Intraseasonal prediction of monthly storminess in the North Sea with the ACE2 atmospheric emulator and Random Forests
Abstract. This research explores the predictability of seasonal storminess in the North Sea using machine learning methods and the weather model emulator ACE2, focusing on how the stratosphere and upper troposphere influence winter storms. Understanding the drivers of winter storminess is essential for improving sub-seasonal prediction skill in regions strongly affected by extratropical cyclones. Using ERA5 reanalysis data (1940–2024), we built a storminess index based on storm event frequency, examined its relationship with large-scale atmospheric fields, and explored its predictability at seasonal timescales.
We aim to predict North Sea storminess using two approaches: one based on the ACE2 climate emulator and another on the Random Forest machine learning algorithm. For the ACE2 model, we used modified air temperature and zonal and meridional wind patterns at 70 hPa as predictors, which were imposed as initial conditions on the 1st of each winter month, and tested changes in storminess over the ensuing weeks and months of the winter season. For the Random Forest regression model, we used monthly means of air temperature, zonal wind at 70 hPa, and geopotential height at 200 hPa as predictors to predict storminess in the following months. The ACE2 simulations show that by modifying the stratospheric initial conditions on 1st December, we can increase the emulated mean January surface wind speeds by about 0.5–3 ms−1 across much of the North Sea. Similar sensitivity emulations initialised at the start of other months, e.g. November 1st, failed to produce a meaningful response in the ensuing month. This suggests a dynamic link between early-winter stratospheric conditions and increased mid-winter surface storminess.

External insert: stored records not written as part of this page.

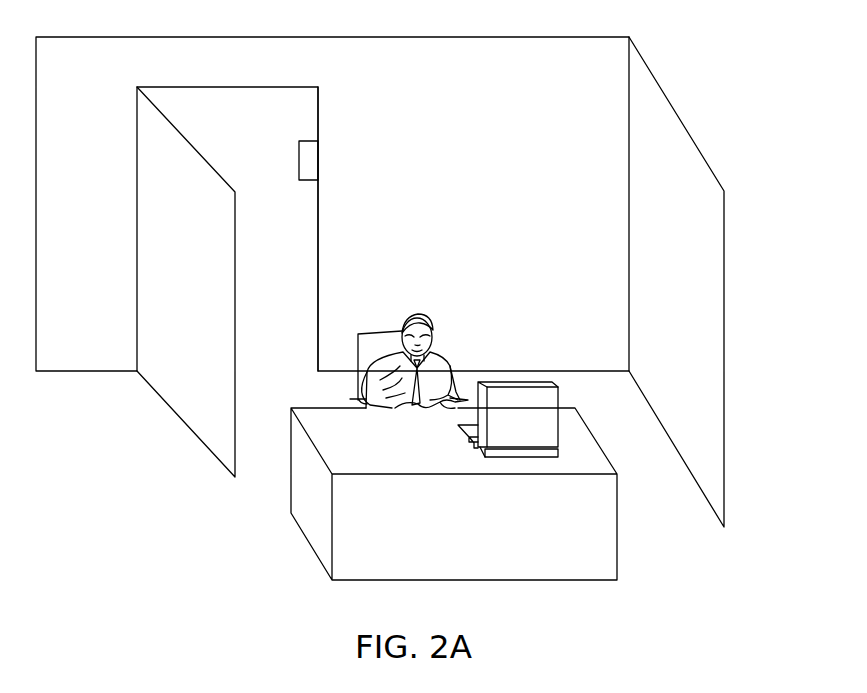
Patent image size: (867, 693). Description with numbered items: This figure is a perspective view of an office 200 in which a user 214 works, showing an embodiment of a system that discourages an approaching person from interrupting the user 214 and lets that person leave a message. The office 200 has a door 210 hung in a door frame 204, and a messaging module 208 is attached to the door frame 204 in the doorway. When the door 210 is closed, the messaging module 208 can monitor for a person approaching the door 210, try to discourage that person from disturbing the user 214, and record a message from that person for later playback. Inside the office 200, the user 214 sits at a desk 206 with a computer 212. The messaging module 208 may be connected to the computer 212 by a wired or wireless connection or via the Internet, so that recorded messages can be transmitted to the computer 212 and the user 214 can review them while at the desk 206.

The office 200 is at (677, 81).
The door frame 204 is at (322, 286).
The desk 206 is at (572, 402).
The messaging module 208 is at (311, 158).
The door 210 is at (208, 290).
The computer 212 is at (466, 391).
The user 214 is at (417, 308).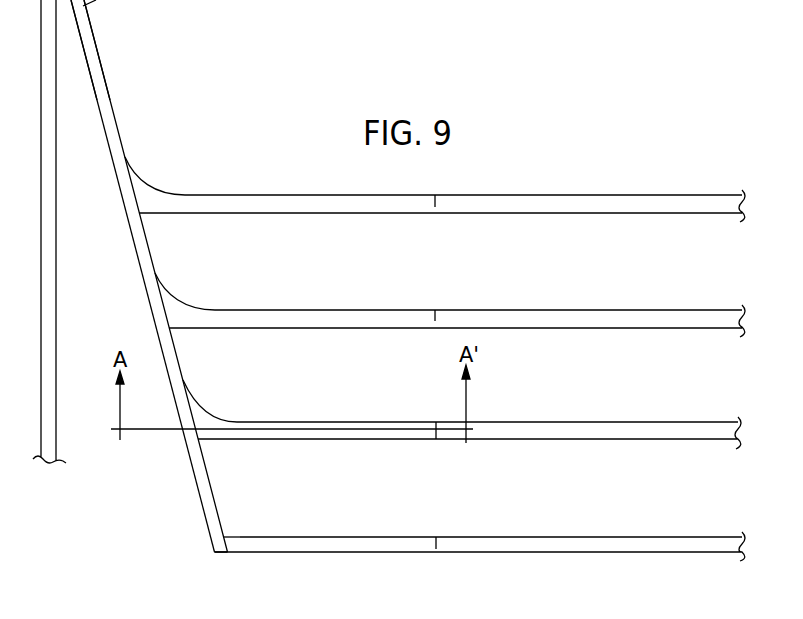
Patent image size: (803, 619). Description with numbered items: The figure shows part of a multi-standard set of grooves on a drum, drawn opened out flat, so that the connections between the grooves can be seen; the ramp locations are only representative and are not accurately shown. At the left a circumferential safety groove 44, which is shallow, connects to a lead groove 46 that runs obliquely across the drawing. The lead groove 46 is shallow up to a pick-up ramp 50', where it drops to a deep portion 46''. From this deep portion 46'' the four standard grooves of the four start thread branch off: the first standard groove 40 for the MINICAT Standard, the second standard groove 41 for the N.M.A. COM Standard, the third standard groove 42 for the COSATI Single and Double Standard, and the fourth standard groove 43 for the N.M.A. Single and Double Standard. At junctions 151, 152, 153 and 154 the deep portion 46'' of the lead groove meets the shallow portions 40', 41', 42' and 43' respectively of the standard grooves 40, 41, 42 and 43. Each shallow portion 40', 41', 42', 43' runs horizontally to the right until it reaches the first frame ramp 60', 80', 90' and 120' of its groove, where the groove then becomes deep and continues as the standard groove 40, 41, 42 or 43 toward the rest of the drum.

The circumferential safety groove 44 is at (52, 280).
The lead groove 46 is at (143, 276).
The deep portion of lead groove 46'' is at (156, 276).
The pick-up ramp 50' is at (121, 50).
The junction 151 is at (143, 181).
The junction 152 is at (173, 302).
The junction 153 is at (202, 412).
The junction 154 is at (228, 532).
The shallow portion of first standard groove 40' is at (287, 187).
The shallow portion of second standard groove 41' is at (302, 300).
The shallow portion of third standard groove 42' is at (316, 410).
The shallow portion of fourth standard groove 43' is at (325, 525).
The first standard groove 40 is at (590, 185).
The second standard groove 41 is at (590, 300).
The third standard groove 42 is at (588, 415).
The fourth standard groove 43 is at (590, 532).
The first frame ramp 60' is at (465, 184).
The first frame ramp 80' is at (466, 298).
The first frame ramp 90' is at (465, 448).
The first frame ramp 120' is at (473, 560).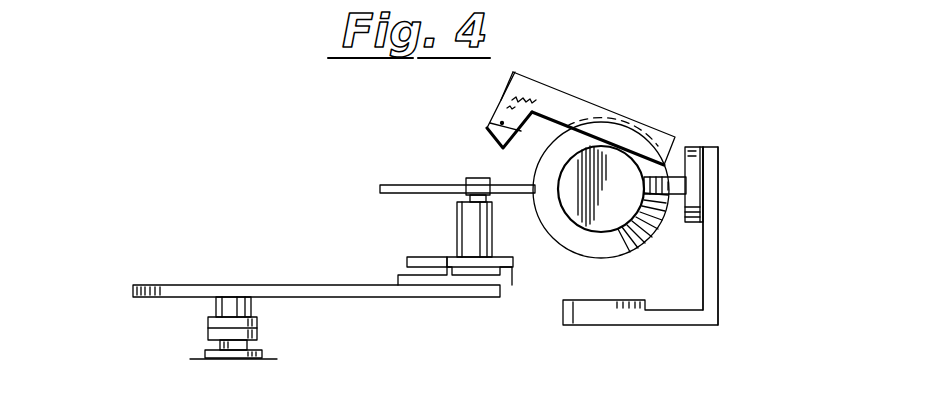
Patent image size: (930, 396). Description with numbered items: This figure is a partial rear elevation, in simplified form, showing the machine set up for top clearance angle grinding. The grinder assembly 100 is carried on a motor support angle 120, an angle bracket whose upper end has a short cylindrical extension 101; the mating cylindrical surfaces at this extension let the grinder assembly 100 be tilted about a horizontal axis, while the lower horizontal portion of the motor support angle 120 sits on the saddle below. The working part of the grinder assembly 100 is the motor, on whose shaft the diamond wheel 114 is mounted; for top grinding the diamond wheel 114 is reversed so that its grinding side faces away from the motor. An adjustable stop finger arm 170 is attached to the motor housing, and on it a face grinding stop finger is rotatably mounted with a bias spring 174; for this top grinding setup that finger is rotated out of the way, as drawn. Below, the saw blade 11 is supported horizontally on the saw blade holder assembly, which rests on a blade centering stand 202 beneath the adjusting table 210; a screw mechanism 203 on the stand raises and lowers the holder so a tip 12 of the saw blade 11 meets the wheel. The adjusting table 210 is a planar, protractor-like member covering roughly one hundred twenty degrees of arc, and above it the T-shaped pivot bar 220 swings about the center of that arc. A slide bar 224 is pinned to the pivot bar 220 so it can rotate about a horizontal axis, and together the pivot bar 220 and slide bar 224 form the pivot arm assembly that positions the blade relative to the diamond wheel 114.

The Random Forest Regression model was applied after dimensionality reduction using Principal Components Analysis (PCA). The best results were obtained by predicting January storminess from the mean December fields, yielding a correlation between prediction and target of approximately 0.55–0.60. For other month pairs, the correlation ranges from 0.20 to 0.36 for November–to-December and January–to-February predictions, but it becomes negative (–0.44 to –0.05) for October–to-November and February–to-March predictions.
This seasonal predictability pattern, derived from both the ACE2 emulations and the Random Forest model, follows the seasonal cycle of the polar vortex's average intensity. The circumpolar westerly jet strengthens from autumn and peaks in winter, when predictability is highest. This higher skill is likely linked to stronger stratosphere–troposphere coupling between November and January, as polar vortex anomalies develop and begin to descend toward the surface. Both indicate that the seasonal predictability of storminess peaks in mid-winter, with a predictability lead time of about 4 to 6 weeks. It fades for the earlier and late winter periods.
Overall, this research shows that stratospheric conditions play an essential role in shaping North Sea winter storminess and that machine learning methods can improve sub-seasonal predictions in this region.